2 Marcela Abal April 16, 2009 at 11:06 am

It is common for ‘modifications’ to actually keep consumers drowning in a similar or higher payments to what had put them in financial straits in the first place. I’m not sure that modification standardization is the answer because every situation is different. I don’t know how the bank expects to just punch in three numbers and determine the eligibility of EVERY household. The truth is, many people can’t afford their mortgage on any terms, and others don’t need a mod but are holding out their hands regardless. I just hope the ’standardization’ doesn’t cause families to fall through the cracks simply because the numbers are off by one percent.

3 Cathy May 12, 2009 at 3:35 pm

Who is going to house all of the homeless when we are living on the streets because these banks refuse to do the right thing.

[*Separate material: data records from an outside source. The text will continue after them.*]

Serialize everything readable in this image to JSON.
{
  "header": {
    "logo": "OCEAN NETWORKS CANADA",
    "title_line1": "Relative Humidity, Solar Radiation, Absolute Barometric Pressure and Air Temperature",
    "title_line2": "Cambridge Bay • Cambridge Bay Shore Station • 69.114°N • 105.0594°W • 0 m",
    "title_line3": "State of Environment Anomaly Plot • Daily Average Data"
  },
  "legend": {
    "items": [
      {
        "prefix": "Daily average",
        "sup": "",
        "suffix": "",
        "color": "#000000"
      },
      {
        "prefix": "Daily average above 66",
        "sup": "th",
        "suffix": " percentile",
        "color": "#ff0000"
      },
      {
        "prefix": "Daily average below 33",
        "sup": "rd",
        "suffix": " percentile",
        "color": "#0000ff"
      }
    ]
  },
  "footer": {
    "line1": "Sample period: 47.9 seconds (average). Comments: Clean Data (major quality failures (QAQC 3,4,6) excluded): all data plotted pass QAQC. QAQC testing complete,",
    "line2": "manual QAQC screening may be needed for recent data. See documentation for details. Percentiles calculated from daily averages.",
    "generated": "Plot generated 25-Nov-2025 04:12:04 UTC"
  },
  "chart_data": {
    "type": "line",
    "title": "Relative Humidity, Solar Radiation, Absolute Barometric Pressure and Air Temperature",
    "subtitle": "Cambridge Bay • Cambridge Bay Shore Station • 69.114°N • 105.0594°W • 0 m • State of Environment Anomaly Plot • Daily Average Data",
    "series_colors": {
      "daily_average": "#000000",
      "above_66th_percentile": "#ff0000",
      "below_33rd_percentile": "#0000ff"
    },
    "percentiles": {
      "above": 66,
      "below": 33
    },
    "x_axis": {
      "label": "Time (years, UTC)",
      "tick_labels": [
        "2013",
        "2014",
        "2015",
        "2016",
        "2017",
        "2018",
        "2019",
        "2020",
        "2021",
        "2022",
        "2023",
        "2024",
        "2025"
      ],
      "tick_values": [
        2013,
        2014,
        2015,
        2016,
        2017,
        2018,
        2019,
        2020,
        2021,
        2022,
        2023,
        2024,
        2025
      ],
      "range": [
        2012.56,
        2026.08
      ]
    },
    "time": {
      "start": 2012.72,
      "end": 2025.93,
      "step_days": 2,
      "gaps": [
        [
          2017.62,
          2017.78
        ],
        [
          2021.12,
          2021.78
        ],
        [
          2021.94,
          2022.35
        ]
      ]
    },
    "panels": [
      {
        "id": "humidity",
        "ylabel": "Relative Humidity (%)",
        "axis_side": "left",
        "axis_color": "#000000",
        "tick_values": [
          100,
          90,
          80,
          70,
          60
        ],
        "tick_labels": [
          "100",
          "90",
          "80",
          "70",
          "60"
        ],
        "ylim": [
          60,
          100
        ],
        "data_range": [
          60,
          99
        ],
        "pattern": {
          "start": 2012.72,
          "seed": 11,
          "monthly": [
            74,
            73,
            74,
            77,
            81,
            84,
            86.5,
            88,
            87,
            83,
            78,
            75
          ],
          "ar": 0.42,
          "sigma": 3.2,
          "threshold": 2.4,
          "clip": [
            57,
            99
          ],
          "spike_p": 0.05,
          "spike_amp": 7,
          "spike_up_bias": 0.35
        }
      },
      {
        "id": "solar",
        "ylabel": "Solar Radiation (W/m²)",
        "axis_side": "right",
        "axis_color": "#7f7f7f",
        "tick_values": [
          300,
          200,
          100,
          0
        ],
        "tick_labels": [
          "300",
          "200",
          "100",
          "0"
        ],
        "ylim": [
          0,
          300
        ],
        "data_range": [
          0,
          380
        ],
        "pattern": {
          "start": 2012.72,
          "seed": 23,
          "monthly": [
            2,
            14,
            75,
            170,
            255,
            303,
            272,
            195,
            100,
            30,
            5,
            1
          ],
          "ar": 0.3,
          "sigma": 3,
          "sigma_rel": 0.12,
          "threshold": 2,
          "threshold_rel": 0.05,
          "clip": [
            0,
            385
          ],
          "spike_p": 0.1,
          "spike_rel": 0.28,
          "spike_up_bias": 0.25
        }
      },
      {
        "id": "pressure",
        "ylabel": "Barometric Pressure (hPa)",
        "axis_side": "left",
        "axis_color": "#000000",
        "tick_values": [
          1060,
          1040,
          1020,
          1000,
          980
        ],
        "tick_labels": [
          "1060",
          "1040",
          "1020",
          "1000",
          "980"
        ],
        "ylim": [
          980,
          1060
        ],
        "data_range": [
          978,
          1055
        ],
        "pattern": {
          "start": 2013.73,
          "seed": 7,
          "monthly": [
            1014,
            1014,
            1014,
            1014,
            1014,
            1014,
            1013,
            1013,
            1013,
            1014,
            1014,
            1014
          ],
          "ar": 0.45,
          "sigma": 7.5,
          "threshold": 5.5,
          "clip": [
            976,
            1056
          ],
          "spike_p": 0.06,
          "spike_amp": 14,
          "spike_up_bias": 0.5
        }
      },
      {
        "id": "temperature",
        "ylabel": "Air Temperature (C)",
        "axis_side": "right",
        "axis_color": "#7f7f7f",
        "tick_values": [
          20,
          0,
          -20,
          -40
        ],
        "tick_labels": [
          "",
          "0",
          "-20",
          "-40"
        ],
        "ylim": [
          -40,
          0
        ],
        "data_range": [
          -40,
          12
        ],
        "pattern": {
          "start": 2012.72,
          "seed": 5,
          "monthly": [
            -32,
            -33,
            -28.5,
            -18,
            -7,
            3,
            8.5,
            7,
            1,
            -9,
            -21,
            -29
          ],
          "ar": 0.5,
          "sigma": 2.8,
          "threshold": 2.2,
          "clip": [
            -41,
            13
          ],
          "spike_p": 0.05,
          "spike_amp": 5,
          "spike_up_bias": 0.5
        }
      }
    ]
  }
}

BofA is no better than Countrywide, their rep has stated that BofA has no intention of helping anyone that doens’t have a Freddie or Fannie loan, guess what even if you did when the loan was first orginated more than likely it has been sold to the private sector so you don’t qualify anymore. So all of the sub-prime, Alt-A loan holders are screwed.
Obama whats make you any different from Bush, you just settled us with a huge debt, one that makes us responsible to pay back. What is interested is we the tax payers are required to pay back this stimlus money, money that you so willing gave to Banks, yet these same banks who we the tax payers are bailing out refused to help us because we don’t fit into their qualifying guidelines. WOW, isn’t it great to be an America. The rich get richer and the poor, well like I said before, we become homeless!

4 ARNOLD May 14, 2009 at 4:03 pm

Bank of america is modifying their second loans only at this time, and you know why. Becaues they genreally don’t have much choice if a borrower files for BK. On first liens they have not yet agreed to go along with Obama because their foreclosure volume is not enough to be considered risky in their books. They can afford to raise enough capital to remain stable without more government bail outs. If enough borrowers were to stop making payments on the next 3 months, they most likely would reconsider they loan modification position. Now this BOFA only. This is not the portfolio recently aquired from Countrywide. If the unemploymetnt continues to rise you may see some loan mofification reconsideration by BOFA when they start reaizing that they will have some serious repos due to unemployment and secondoray factors like borrowers buying and moving to less expensive home and letting the most expensive home go.